No entanto, fui ganhando confiança paulatina que me trouxe uma capacidade de relaxar, rumo a uma condução plena sem sentir que estava tudo a andar depressa e descontrolado.
Agora vinha aí o exame. O teste final. O momento que ia demonstrar se eu já tinha acumulado segurança suficiente para me lançar a uma avaliação vinda de uma pessoa que eu nunca tinha visto.
Os exames de condução de mota são normalmente precedidos de umas últimas aulas, feitas no mesmo dia. Servem para limar umas arestas e fazer reconhecimento de trajectos possíveis.
No meu caso tinha três aulas para fazer antes do momento decisivo. Comecei bem, fiz tudo o que me foi pedido, com a calma de alguém que sabia ao que vinha.
Porém, na última aula mesmo antes do exame, falhei uma regra, concretamente, passei em cima da passagem de peões quando um peão resolveu meter o pé na estrada.
Embora o meu excelso instrutor apenas me tenha advertido, de repente vieram todas as inseguranças de volta e aquele histerismo onde a minha cabeça entrou estava a dar cabo de tudo. E, claro essa aula acabou mal.
Eu estava com os braços pesados, cheio de dúvidas, com a ansiedade a vir ao de cima. Senti as minhas mãos a suar e decidi que não ia ser o primeiro a fazer o exame, já que estes são sempre feitos por dois alunos.
Fui andar. Andei de um lado para o outro, respirei fundo e disse a mim mesmo que esta era a minha luta, eu ia ganhar e se por acaso não corresse bem, isso não me definia e eu iria voltar até conseguir.
Os quarenta minutos que esperei pela minha vez, eram verificados profusamente, como se o exame me fosse fugir se eu não olhasse constantemente para o relógio e para o local onde a mota ia ser estacionada para eu subir.
Finalmente chegou. Pus o capacete. Os headphones teimavam em cair do ouvido. Tirei o capacete uma e outra vez. Ok, já está tudo pronto. Após uma duas ou três perguntas rudimentares sobre a mota, oiço o examinador (essa pessoa decisora do meu resultado) “Tá pronto? Vá, bora!”
E fui. Liguei a mota e a mim. Concentrei-me a ouvir as instruções e a olhar para a estrada. Parei no primeiro Stop, contornei a rotunda de forma correcta e desloquei-me a parque de estacionamento para fazer os chamados “oitos”.
Começámos pela inversão de marcha simples. Foi horrível. Não dei aceleração suficiente e deixei a mota ir abaixo.
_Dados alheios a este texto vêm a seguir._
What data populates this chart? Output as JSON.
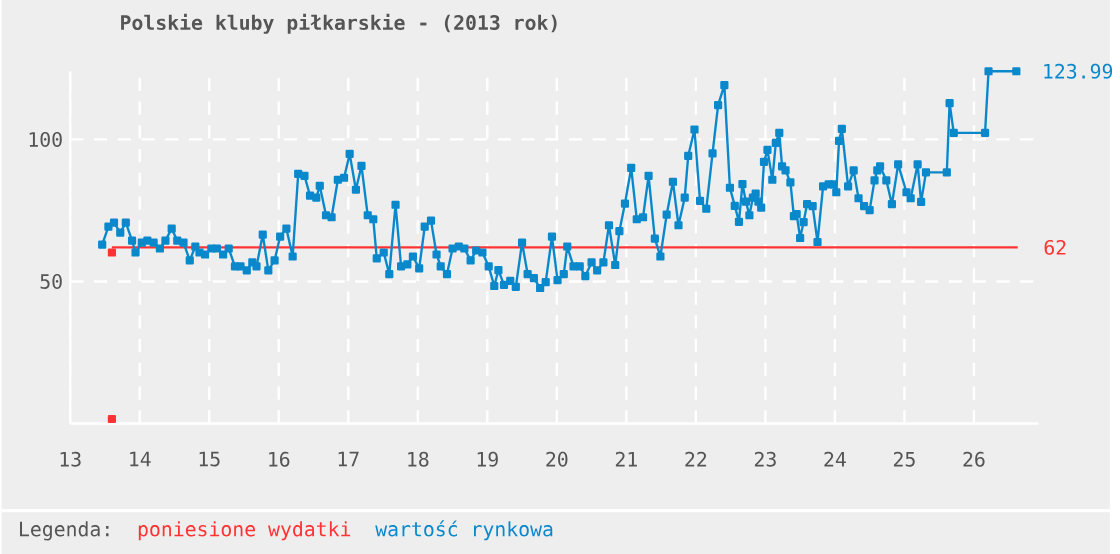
{
  "chart_data": {
    "type": "line",
    "title": "Polskie kluby piłkarskie - (2013 rok)",
    "legend_title": "Legenda:",
    "series": [
      {
        "name": "poniesione wydatki",
        "color": "#ff3333",
        "marker": "none",
        "x": [
          13.6,
          26.63
        ],
        "values": [
          62,
          62
        ]
      },
      {
        "type": "scatter",
        "color": "#ff3333",
        "x": [
          13.6,
          13.6
        ],
        "values": [
          60.2,
          1.6
        ]
      },
      {
        "name": "wartość rynkowa",
        "color": "#0a88cc",
        "x": [
          13.46,
          13.55,
          13.63,
          13.72,
          13.8,
          13.89,
          13.94,
          14.03,
          14.11,
          14.2,
          14.29,
          14.37,
          14.46,
          14.54,
          14.63,
          14.72,
          14.8,
          14.86,
          14.94,
          15.03,
          15.11,
          15.2,
          15.28,
          15.37,
          15.45,
          15.54,
          15.62,
          15.68,
          15.77,
          15.85,
          15.94,
          16.02,
          16.11,
          16.2,
          16.28,
          16.37,
          16.45,
          16.54,
          16.59,
          16.68,
          16.76,
          16.85,
          16.94,
          17.02,
          17.11,
          17.19,
          17.28,
          17.36,
          17.41,
          17.51,
          17.59,
          17.68,
          17.76,
          17.85,
          17.93,
          18.02,
          18.1,
          18.19,
          18.27,
          18.33,
          18.42,
          18.5,
          18.59,
          18.67,
          18.76,
          18.84,
          18.93,
          19.02,
          19.1,
          19.16,
          19.24,
          19.33,
          19.41,
          19.5,
          19.58,
          19.67,
          19.76,
          19.84,
          19.93,
          20.01,
          20.1,
          20.15,
          20.24,
          20.33,
          20.41,
          20.5,
          20.58,
          20.67,
          20.75,
          20.84,
          20.9,
          20.98,
          21.07,
          21.15,
          21.24,
          21.32,
          21.41,
          21.49,
          21.58,
          21.67,
          21.75,
          21.84,
          21.89,
          21.98,
          22.06,
          22.15,
          22.24,
          22.32,
          22.41,
          22.49,
          22.56,
          22.62,
          22.67,
          22.72,
          22.77,
          22.82,
          22.86,
          22.9,
          22.94,
          22.98,
          23.03,
          23.1,
          23.15,
          23.2,
          23.24,
          23.29,
          23.36,
          23.41,
          23.45,
          23.5,
          23.55,
          23.6,
          23.68,
          23.75,
          23.83,
          23.91,
          23.98,
          24.02,
          24.06,
          24.1,
          24.19,
          24.27,
          24.34,
          24.42,
          24.5,
          24.57,
          24.61,
          24.65,
          24.74,
          24.82,
          24.91,
          25.03,
          25.09,
          25.19,
          25.24,
          25.31,
          25.61,
          25.65,
          25.71,
          26.16,
          26.21,
          26.61
        ],
        "values": [
          63,
          69.3,
          70.7,
          67.2,
          70.7,
          64.4,
          60.2,
          63.7,
          64.4,
          63.7,
          61.6,
          64.4,
          68.6,
          64.4,
          63.7,
          57.4,
          62.3,
          60.2,
          59.5,
          61.6,
          61.6,
          59.5,
          61.6,
          55.3,
          55.3,
          53.9,
          56.7,
          55.3,
          66.5,
          53.9,
          57.4,
          65.8,
          68.6,
          58.8,
          87.9,
          87.2,
          80.2,
          79.5,
          83.7,
          73.3,
          72.6,
          85.8,
          86.5,
          94.9,
          82.3,
          90.7,
          73.3,
          71.9,
          58.1,
          60.2,
          52.6,
          77,
          55.3,
          56,
          58.8,
          54.6,
          69.3,
          71.4,
          59.5,
          55.3,
          52.6,
          61.6,
          62.3,
          61.6,
          57.4,
          60.9,
          60.2,
          55.3,
          48.4,
          54,
          48.8,
          50.2,
          48.1,
          63.7,
          52.6,
          51.2,
          47.7,
          49.8,
          65.8,
          50.5,
          52.6,
          62.3,
          55.3,
          55.3,
          51.9,
          56.7,
          53.9,
          56.7,
          69.8,
          55.8,
          67.7,
          77.4,
          90,
          71.9,
          72.6,
          87.2,
          65.1,
          58.8,
          73.5,
          85.1,
          69.8,
          79.5,
          94.2,
          103.5,
          78.4,
          75.6,
          95.1,
          112.1,
          119.1,
          83,
          76.6,
          71,
          84.3,
          78.1,
          73.3,
          79.5,
          80.9,
          78.1,
          76,
          92.1,
          96.3,
          85.8,
          98.8,
          102.3,
          90.5,
          89.1,
          84.9,
          73,
          73.7,
          65.3,
          70.9,
          77.2,
          76.5,
          63.9,
          83.5,
          84.2,
          84.2,
          81.4,
          99.5,
          103.7,
          83.5,
          89.1,
          79.3,
          76.5,
          75.1,
          85.6,
          89.1,
          90.5,
          85.6,
          77.2,
          91.2,
          81.4,
          79.3,
          91.2,
          78,
          88.4,
          88.4,
          112.8,
          102.3,
          102.3,
          123.99,
          123.99
        ]
      }
    ],
    "annotations": [
      {
        "text": "123.99",
        "x": 26.61,
        "y": 123.99
      },
      {
        "text": "62",
        "x": 26.63,
        "y": 62
      }
    ],
    "xlim": [
      13,
      26.93
    ],
    "ylim": [
      0,
      124
    ],
    "xticks": [
      13,
      14,
      15,
      16,
      17,
      18,
      19,
      20,
      21,
      22,
      23,
      24,
      25,
      26
    ],
    "yticks": [
      50,
      100
    ],
    "grid": true,
    "legend": "bottom",
    "marker": "square"
  }
}
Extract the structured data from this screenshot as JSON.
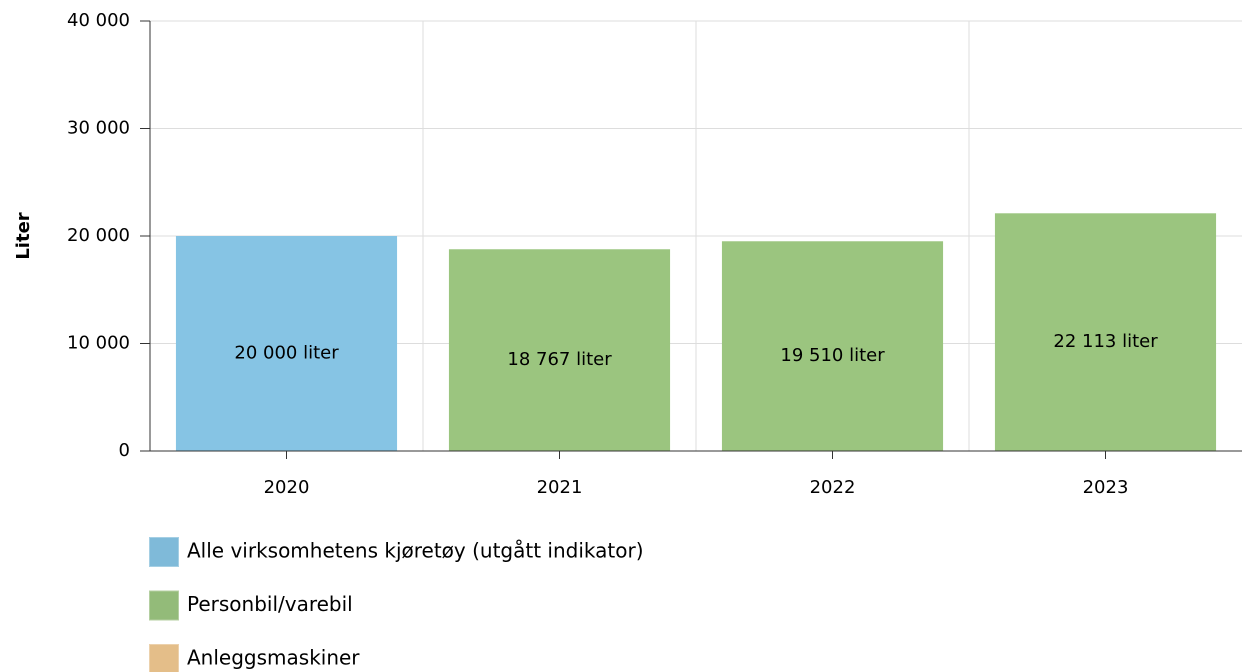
{
  "chart_data": {
    "type": "bar",
    "y_label": "Liter",
    "categories": [
      "2020",
      "2021",
      "2022",
      "2023"
    ],
    "series": [
      {
        "name": "Alle virksomhetens kjøretøy (utgått indikator)",
        "color": "#86c4e4",
        "values": [
          20000,
          null,
          null,
          null
        ],
        "value_labels": [
          "20 000 liter",
          null,
          null,
          null
        ]
      },
      {
        "name": "Personbil/varebil",
        "color": "#9bc57f",
        "values": [
          null,
          18767,
          19510,
          22113
        ],
        "value_labels": [
          null,
          "18 767 liter",
          "19 510 liter",
          "22 113 liter"
        ]
      },
      {
        "name": "Anleggsmaskiner",
        "color": "#f0c890",
        "values": [
          null,
          null,
          null,
          null
        ]
      }
    ],
    "ylim": [
      0,
      40000
    ],
    "yticks": [
      0,
      {
        "value": 10000,
        "label": "10 000"
      },
      {
        "value": 20000,
        "label": "20 000"
      },
      {
        "value": 30000,
        "label": "30 000"
      },
      {
        "value": 40000,
        "label": "40 000"
      }
    ],
    "grid": true
  }
}
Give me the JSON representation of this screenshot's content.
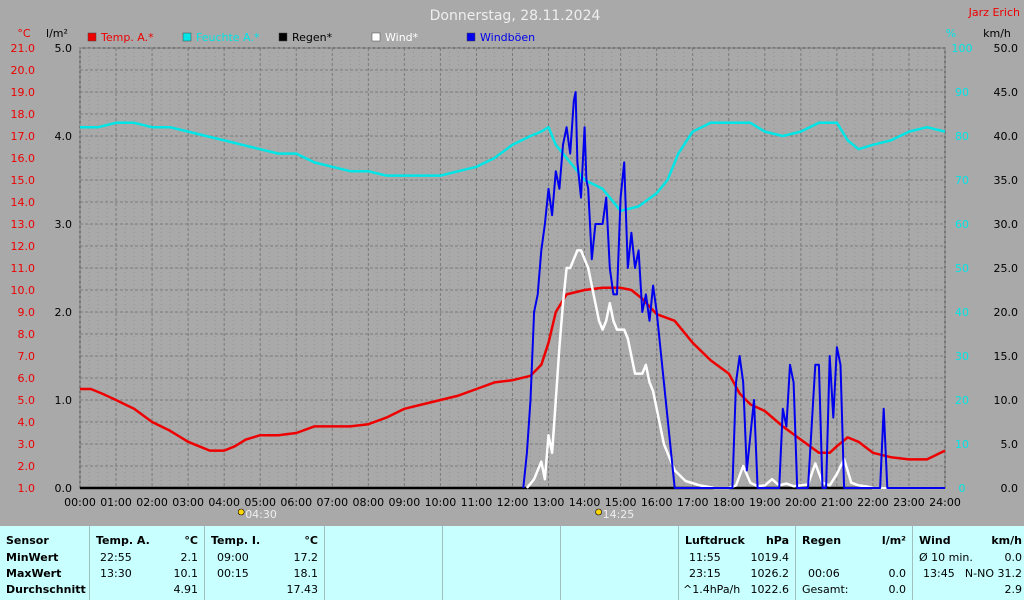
{
  "page": {
    "title": "Donnerstag, 28.11.2024",
    "station": "Jarz Erich"
  },
  "legend": [
    {
      "label": "Temp. A.*",
      "color": "#ee0000"
    },
    {
      "label": "Feuchte A.*",
      "color": "#00e5e5"
    },
    {
      "label": "Regen*",
      "color": "#000000"
    },
    {
      "label": "Wind*",
      "color": "#ffffff"
    },
    {
      "label": "Windböen",
      "color": "#0000ee"
    }
  ],
  "axes": {
    "temp_unit": "°C",
    "rain_unit": "l/m²",
    "hum_unit": "%",
    "wind_unit": "km/h",
    "temp_ticks": [
      "1.0",
      "2.0",
      "3.0",
      "4.0",
      "5.0",
      "6.0",
      "7.0",
      "8.0",
      "9.0",
      "10.0",
      "11.0",
      "12.0",
      "13.0",
      "14.0",
      "15.0",
      "16.0",
      "17.0",
      "18.0",
      "19.0",
      "20.0",
      "21.0"
    ],
    "rain_ticks": [
      "0.0",
      "1.0",
      "2.0",
      "3.0",
      "4.0",
      "5.0"
    ],
    "hum_ticks": [
      "0",
      "10",
      "20",
      "30",
      "40",
      "50",
      "60",
      "70",
      "80",
      "90",
      "100"
    ],
    "wind_ticks": [
      "0.0",
      "5.0",
      "10.0",
      "15.0",
      "20.0",
      "25.0",
      "30.0",
      "35.0",
      "40.0",
      "45.0",
      "50.0"
    ],
    "x_ticks": [
      "00:00",
      "01:00",
      "02:00",
      "03:00",
      "04:00",
      "05:00",
      "06:00",
      "07:00",
      "08:00",
      "09:00",
      "10:00",
      "11:00",
      "12:00",
      "13:00",
      "14:00",
      "15:00",
      "16:00",
      "17:00",
      "18:00",
      "19:00",
      "20:00",
      "21:00",
      "22:00",
      "23:00",
      "24:00"
    ],
    "sunrise": "04:30",
    "sunset": "14:25"
  },
  "chart_data": {
    "type": "line",
    "title": "Donnerstag, 28.11.2024",
    "x_unit": "hour of day",
    "xlim": [
      0,
      24
    ],
    "y_left_temp_lim": [
      1,
      21
    ],
    "y_left_rain_lim": [
      0,
      5
    ],
    "y_right_hum_lim": [
      0,
      100
    ],
    "y_right_wind_lim": [
      0,
      50
    ],
    "grid": true,
    "legend_position": "top",
    "series": [
      {
        "name": "Temp. A.*",
        "axis": "temp",
        "color": "#ee0000",
        "x": [
          0,
          0.3,
          0.6,
          1,
          1.5,
          2,
          2.5,
          3,
          3.3,
          3.6,
          4,
          4.3,
          4.6,
          5,
          5.5,
          6,
          6.5,
          7,
          7.5,
          8,
          8.5,
          9,
          9.5,
          10,
          10.5,
          11,
          11.5,
          12,
          12.5,
          12.8,
          13,
          13.2,
          13.5,
          14,
          14.5,
          15,
          15.3,
          15.6,
          16,
          16.5,
          17,
          17.5,
          18,
          18.3,
          18.6,
          19,
          19.5,
          20,
          20.5,
          20.8,
          21,
          21.3,
          21.6,
          22,
          22.5,
          23,
          23.5,
          24
        ],
        "y": [
          5.5,
          5.5,
          5.3,
          5.0,
          4.6,
          4.0,
          3.6,
          3.1,
          2.9,
          2.7,
          2.7,
          2.9,
          3.2,
          3.4,
          3.4,
          3.5,
          3.8,
          3.8,
          3.8,
          3.9,
          4.2,
          4.6,
          4.8,
          5.0,
          5.2,
          5.5,
          5.8,
          5.9,
          6.1,
          6.6,
          7.6,
          9.0,
          9.8,
          10.0,
          10.1,
          10.1,
          10.0,
          9.6,
          8.9,
          8.6,
          7.6,
          6.8,
          6.2,
          5.3,
          4.8,
          4.5,
          3.8,
          3.2,
          2.6,
          2.6,
          2.9,
          3.3,
          3.1,
          2.6,
          2.4,
          2.3,
          2.3,
          2.7
        ]
      },
      {
        "name": "Feuchte A.*",
        "axis": "hum",
        "color": "#00e5e5",
        "x": [
          0,
          0.5,
          1,
          1.5,
          2,
          2.5,
          3,
          3.5,
          4,
          4.5,
          5,
          5.5,
          6,
          6.5,
          7,
          7.5,
          8,
          8.5,
          9,
          9.5,
          10,
          10.5,
          11,
          11.5,
          12,
          12.5,
          12.8,
          13,
          13.2,
          13.5,
          14,
          14.5,
          15,
          15.5,
          16,
          16.3,
          16.6,
          17,
          17.5,
          18,
          18.3,
          18.6,
          19,
          19.5,
          20,
          20.5,
          21,
          21.3,
          21.6,
          22,
          22.5,
          23,
          23.5,
          24
        ],
        "y": [
          82,
          82,
          83,
          83,
          82,
          82,
          81,
          80,
          79,
          78,
          77,
          76,
          76,
          74,
          73,
          72,
          72,
          71,
          71,
          71,
          71,
          72,
          73,
          75,
          78,
          80,
          81,
          82,
          78,
          75,
          70,
          68,
          63,
          64,
          67,
          70,
          76,
          81,
          83,
          83,
          83,
          83,
          81,
          80,
          81,
          83,
          83,
          79,
          77,
          78,
          79,
          81,
          82,
          81
        ]
      },
      {
        "name": "Regen*",
        "axis": "rain",
        "color": "#000000",
        "x": [
          0,
          24
        ],
        "y": [
          0.0,
          0.0
        ]
      },
      {
        "name": "Wind*",
        "axis": "wind",
        "color": "#ffffff",
        "x": [
          12.4,
          12.6,
          12.8,
          12.9,
          13.0,
          13.1,
          13.2,
          13.3,
          13.4,
          13.5,
          13.6,
          13.7,
          13.8,
          13.9,
          14.0,
          14.1,
          14.2,
          14.3,
          14.4,
          14.5,
          14.6,
          14.7,
          14.8,
          14.9,
          15.0,
          15.1,
          15.2,
          15.3,
          15.4,
          15.5,
          15.6,
          15.7,
          15.8,
          15.9,
          16.0,
          16.1,
          16.2,
          16.3,
          16.5,
          16.8,
          17.2,
          17.6,
          18.0,
          18.2,
          18.4,
          18.6,
          18.8,
          19.0,
          19.2,
          19.4,
          19.6,
          19.8,
          20.0,
          20.2,
          20.4,
          20.6,
          20.8,
          21.0,
          21.2,
          21.4,
          21.6,
          21.8,
          22.0,
          24
        ],
        "y": [
          0,
          1,
          3,
          1,
          6,
          4,
          10,
          16,
          21,
          25,
          25,
          26,
          27,
          27,
          26,
          25,
          23,
          21,
          19,
          18,
          19,
          21,
          19,
          18,
          18,
          18,
          17,
          15,
          13,
          13,
          13,
          14,
          12,
          11,
          9,
          7,
          5,
          4,
          2,
          0.8,
          0.3,
          0,
          0,
          0.3,
          2.5,
          0.6,
          0.2,
          0.3,
          1,
          0.3,
          0.5,
          0.2,
          0.3,
          0.4,
          2.8,
          0.6,
          0.3,
          1.6,
          3.3,
          0.6,
          0.3,
          0.2,
          0,
          0
        ]
      },
      {
        "name": "Windböen",
        "axis": "wind",
        "color": "#0000ee",
        "x": [
          12.3,
          12.4,
          12.5,
          12.6,
          12.7,
          12.8,
          12.9,
          13.0,
          13.1,
          13.2,
          13.3,
          13.4,
          13.5,
          13.6,
          13.7,
          13.75,
          13.8,
          13.9,
          14.0,
          14.05,
          14.1,
          14.2,
          14.3,
          14.4,
          14.5,
          14.6,
          14.7,
          14.8,
          14.9,
          15.0,
          15.1,
          15.2,
          15.3,
          15.4,
          15.5,
          15.6,
          15.7,
          15.8,
          15.9,
          16.0,
          16.1,
          16.2,
          16.3,
          16.5,
          17.0,
          17.5,
          18.0,
          18.1,
          18.2,
          18.3,
          18.4,
          18.5,
          18.6,
          18.7,
          18.8,
          18.9,
          19.0,
          19.2,
          19.4,
          19.5,
          19.6,
          19.7,
          19.8,
          19.9,
          20.0,
          20.2,
          20.4,
          20.5,
          20.6,
          20.7,
          20.8,
          20.9,
          21.0,
          21.1,
          21.2,
          21.3,
          21.4,
          21.6,
          21.8,
          22.0,
          22.2,
          22.3,
          22.4,
          22.5,
          22.6,
          24
        ],
        "y": [
          0,
          4,
          10,
          20,
          22,
          27,
          30,
          34,
          31,
          36,
          34,
          39,
          41,
          38,
          44,
          45,
          37,
          33,
          41,
          35,
          34,
          26,
          30,
          30,
          30,
          33,
          25,
          22,
          22,
          33,
          37,
          25,
          29,
          25,
          27,
          20,
          22,
          19,
          23,
          20,
          16,
          12,
          8,
          0,
          0,
          0,
          0,
          0,
          12,
          15,
          12,
          2,
          6,
          10,
          0,
          0,
          0,
          0,
          0,
          9,
          7,
          14,
          12,
          0,
          0,
          0,
          14,
          14,
          0,
          0,
          15,
          8,
          16,
          14,
          0,
          0,
          0,
          0,
          0,
          0,
          0,
          9,
          0,
          0,
          0,
          0
        ]
      }
    ]
  },
  "stats": {
    "sensor": {
      "header": "Sensor",
      "min": "MinWert",
      "max": "MaxWert",
      "avg": "Durchschnitt"
    },
    "temp_a": {
      "header": "Temp. A.",
      "unit": "°C",
      "min_time": "22:55",
      "min_val": "2.1",
      "max_time": "13:30",
      "max_val": "10.1",
      "avg": "4.91"
    },
    "temp_i": {
      "header": "Temp. I.",
      "unit": "°C",
      "min_time": "09:00",
      "min_val": "17.2",
      "max_time": "00:15",
      "max_val": "18.1",
      "avg": "17.43"
    },
    "pressure": {
      "header": "Luftdruck",
      "unit": "hPa",
      "min_time": "11:55",
      "min_val": "1019.4",
      "max_time": "23:15",
      "max_val": "1026.2",
      "trend": "^1.4hPa/h",
      "avg": "1022.6"
    },
    "rain": {
      "header": "Regen",
      "unit": "l/m²",
      "max_time": "00:06",
      "max_val": "0.0",
      "total_label": "Gesamt:",
      "total": "0.0"
    },
    "wind": {
      "header": "Wind",
      "unit": "km/h",
      "avg10_label": "Ø 10 min.",
      "avg10": "0.0",
      "max_time": "13:45",
      "max_val": "N-NO 31.2",
      "avg": "2.9"
    }
  }
}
Pensei, “pronto já está, reprovei”. Oiço no ouvido, “Vá faça lá os oitos”.
Enquanto me condenava pela manobra falhada, lembrei-me de todas as vezes que falhei nas aulas que me trouxeram ao exame e como consegui superar-me para aqui chegar. Concentrei-me nisso e executei na perfeição.
A partir deste sucesso consegui relaxar, a ansiedade desceu lá para os confins do esquecimento momentâneo e depois de mais umas voltas e mudanças de direcção, acabou a tormenta.
Já de mota estacionada, à espera de saber o resultado, começo outra vez a duvidar e a inventar razões para ter chumbado. Talvez não tenha visto uma perca de prioridade ou passei um traço contínuo.
“Estão os dois passados”. E pronto, uma frase concisa e eficaz. Passei, tenho a carta de mota, superei a minha ansiedade, não ouvi a minha sabotagem, não fiquei na segurança incómoda e colhi os frutos disso.
Não sei quanto tempo irá durar a força dos factos perante o peso das conjecturas ansiosas, mas, para já, sinto-me bem comigo.